Plaintiff contends the ALJ failed to provide a proper explanation for the RFC finding. ECF No. 9 at 14-15. The RFC is "the most [a claimant] can still do despite [her] limitations." 20 C.F.R. § 404.1545(a)(1). In making this finding, the ALJ should include those credible limitations supported by substantial evidence. Batson v. Comm'r of Soc. Sec. Admin., 359 F.3d 1190, 1197 (2004). Because the ALJ's consideration of Plaintiff's symptom complaints, the opinion evidence, and the lay witness statement was flawed, the RFC finding is also in question.

Additionally, the only other medical opinion in the record is the opinion of Norman Staley, M.D., the state agency reviewing physician, whose opinion was also rejected by the ALJ.3 Tr. 28. Once the ALJ rejected all the medical opinions in the record, the basis for the physical limitations in the RFC finding is unclear. While the RFC determination is the ALJ's responsibility, not any physician's, see Vertigan, 260 F.3d at 1049, the functional limitations assessed by the ALJ must be based on substantial evidence. See 20 C.F.R. 404.1545. As a result, the matter must be remanded.

CONCLUSION

Having reviewed the record and the ALJ's findings, this Court concludes the ALJ's decision is not supported by substantial evidence and free of harmful legal error. The ALJ must reconsider Plaintiff's symptom complaints, the medical opinion evidence, the statement of Plaintiff's husband, and the residual functional capacity finding. On remand, the ALJ shall conduct a new sequential evaluation and obtain the opinion of a medical expert or a consultative evaluation to assess Plaintiff's fibromyalgia and other physical impairments. Although the ALJ is directed to reconsider the record including the mental health evidence, the ALJ is not required to obtain a consultative mental evaluation or psychological expert unless the ALJ determines such is appropriate.

Accordingly,

1. Plaintiff's Motion for Summary Judgment, ECF No. 9, is GRANTED.

2. Defendant's Motion for Summary Judgment, ECF No. 11, is DENIED.

3. This case is REVERSED and REMANDED for further administrative proceedings consistent with this Order pursuant to sentence four of 42 U.S.C. § 405(g).

IT IS SO ORDERED. The District Court Clerk is directed to enter this Order and provide copies to counsel.
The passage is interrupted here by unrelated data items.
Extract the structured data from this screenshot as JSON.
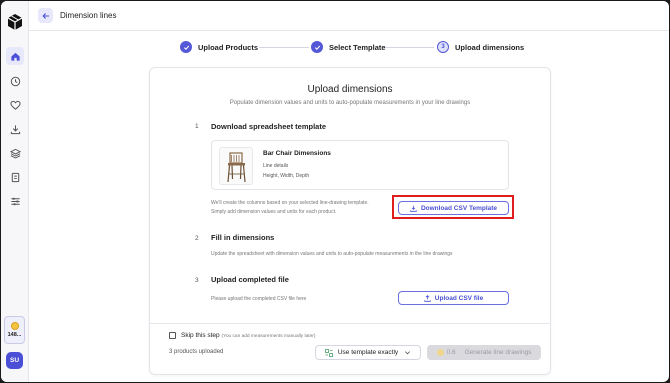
{
  "app": {
    "page_title": "Dimension lines"
  },
  "sidebar": {
    "icons": [
      "home-icon",
      "clock-icon",
      "heart-icon",
      "download-icon",
      "layers-icon",
      "file-icon",
      "settings-icon"
    ],
    "credits": "148...",
    "avatar": "SU"
  },
  "stepper": {
    "steps": [
      {
        "label": "Upload Products",
        "state": "done"
      },
      {
        "label": "Select Template",
        "state": "done"
      },
      {
        "label": "Upload dimensions",
        "state": "current",
        "number": "3"
      }
    ]
  },
  "card": {
    "title": "Upload dimensions",
    "subtitle": "Populate dimension values and units to auto-populate measurements in your line drawings",
    "sections": [
      {
        "number": "1",
        "title": "Download spreadsheet template"
      },
      {
        "number": "2",
        "title": "Fill in dimensions"
      },
      {
        "number": "3",
        "title": "Upload completed file"
      }
    ],
    "product": {
      "name": "Bar Chair Dimensions",
      "sub1": "Line details",
      "sub2": "Height, Width, Depth"
    },
    "download_note_line1": "We'll create the columns based on your selected line-drawing template.",
    "download_note_line2": "Simply add dimension values and units for each product.",
    "download_button": "Download CSV Template",
    "fill_note": "Update the spreadsheet with dimension values and units to auto-populate measurements in the line drawings",
    "upload_note": "Please upload the completed CSV file here",
    "upload_button": "Upload CSV file"
  },
  "footer": {
    "skip_label": "Skip this step",
    "skip_note": "(You can add measurements manually later)",
    "uploaded": "3 products uploaded",
    "template_button": "Use template exactly",
    "cost": "0.6",
    "generate_button": "Generate line drawings"
  },
  "colors": {
    "accent": "#5458d6",
    "highlight": "#e01e1e"
  }
}
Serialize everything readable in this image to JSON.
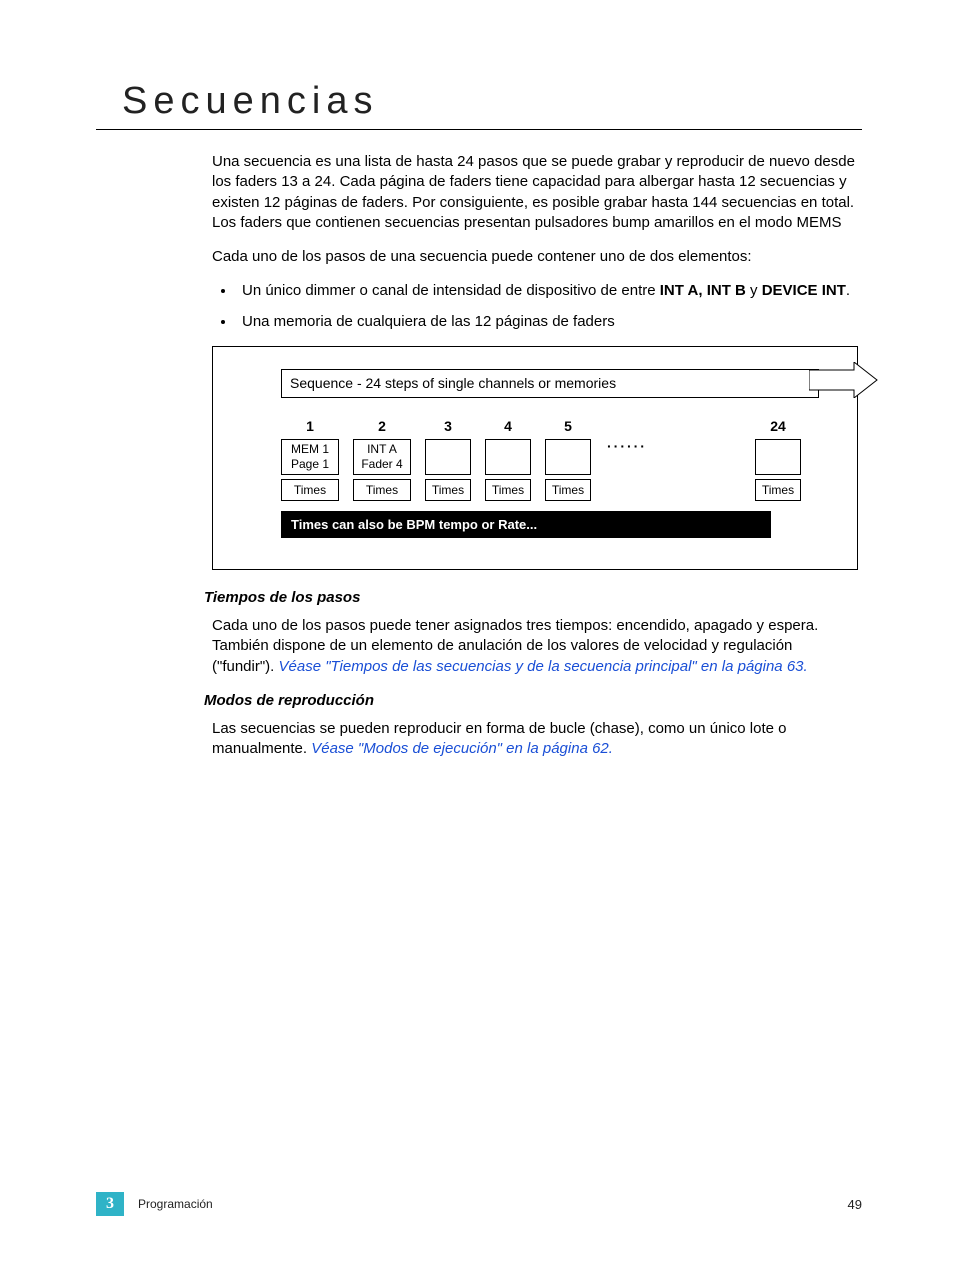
{
  "title": "Secuencias",
  "intro": "Una secuencia es una lista de hasta 24 pasos que se puede grabar y reproducir de nuevo desde los faders 13 a 24. Cada página de faders tiene capacidad para albergar hasta 12 secuencias y existen 12 páginas de faders. Por consiguiente, es posible grabar hasta 144 secuencias en total. Los faders que contienen secuencias  presentan pulsadores bump amarillos en el modo MEMS",
  "para2": "Cada uno de los pasos de una secuencia puede contener uno de dos elementos:",
  "bullets": [
    {
      "prefix": "Un único dimmer o canal de intensidad de dispositivo de entre ",
      "bold1": "INT A, INT B",
      "mid": " y ",
      "bold2": "DEVICE INT",
      "suffix": "."
    },
    {
      "text": "Una memoria de cualquiera de las 12 páginas de faders"
    }
  ],
  "diagram": {
    "header": "Sequence - 24 steps of single channels or memories",
    "steps": [
      {
        "num": "1",
        "line1": "MEM 1",
        "line2": "Page 1"
      },
      {
        "num": "2",
        "line1": "INT A",
        "line2": "Fader 4"
      },
      {
        "num": "3",
        "line1": "",
        "line2": ""
      },
      {
        "num": "4",
        "line1": "",
        "line2": ""
      },
      {
        "num": "5",
        "line1": "",
        "line2": ""
      }
    ],
    "last_step": {
      "num": "24",
      "line1": "",
      "line2": ""
    },
    "times_label": "Times",
    "footer_bar": "Times can also be BPM tempo or Rate..."
  },
  "section_times": {
    "heading": "Tiempos de los pasos",
    "body_prefix": "Cada uno de los pasos puede tener asignados tres tiempos: encendido, apagado y espera. También dispone de un elemento de anulación de los valores de velocidad y regulación (\"fundir\"). ",
    "link": "Véase \"Tiempos de las secuencias y de la secuencia principal\" en la página  63."
  },
  "section_modes": {
    "heading": "Modos de reproducción",
    "body_prefix": "Las secuencias se pueden reproducir en forma de bucle (chase), como un único lote o manualmente. ",
    "link": "Véase \"Modos de ejecución\" en la página  62."
  },
  "footer": {
    "chapter_number": "3",
    "chapter_name": "Programación",
    "page_number": "49"
  }
}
Judgment shall be entered for Plaintiff and the file shall be CLOSED.

FootNotes


1. In the interest of protecting Plaintiff's privacy, the Court will use Plaintiff's first name and last initial, and, subsequently, Plaintiff's first name only, throughout this decision.
2. The ALJ's finding is insufficient under any standard, regardless of whether clear and convincing, specific and legitimate, or germane reasons are required.
3. It is noted that the ALJ rejected Dr. Staley's opinion in part because, "the claimant was never examined by the consultant." Tr. 28. This is an improper reason for rejecting the opinion of a nonexamining physician, as ALJs are directed to consider all opinion evidence, regardless of source. 20 C.F.R. § 404.1527 (2012). Although a reviewing physician's opinion is entitled to less weight than a treating or examining physician's opinion, it does not follow that a reviewing opinion is therefore always entitled to little or no weight. See Holohan, 246 F.3d at 1201-02. Notwithstanding, as Defendant observes, Plaintiff was not prejudiced by the ALJ's rejection of Dr. Staley's opinion, as the limitations assessed by Dr. Staley are less restrictive than those included in the RFC. ECF No. 11 at 11.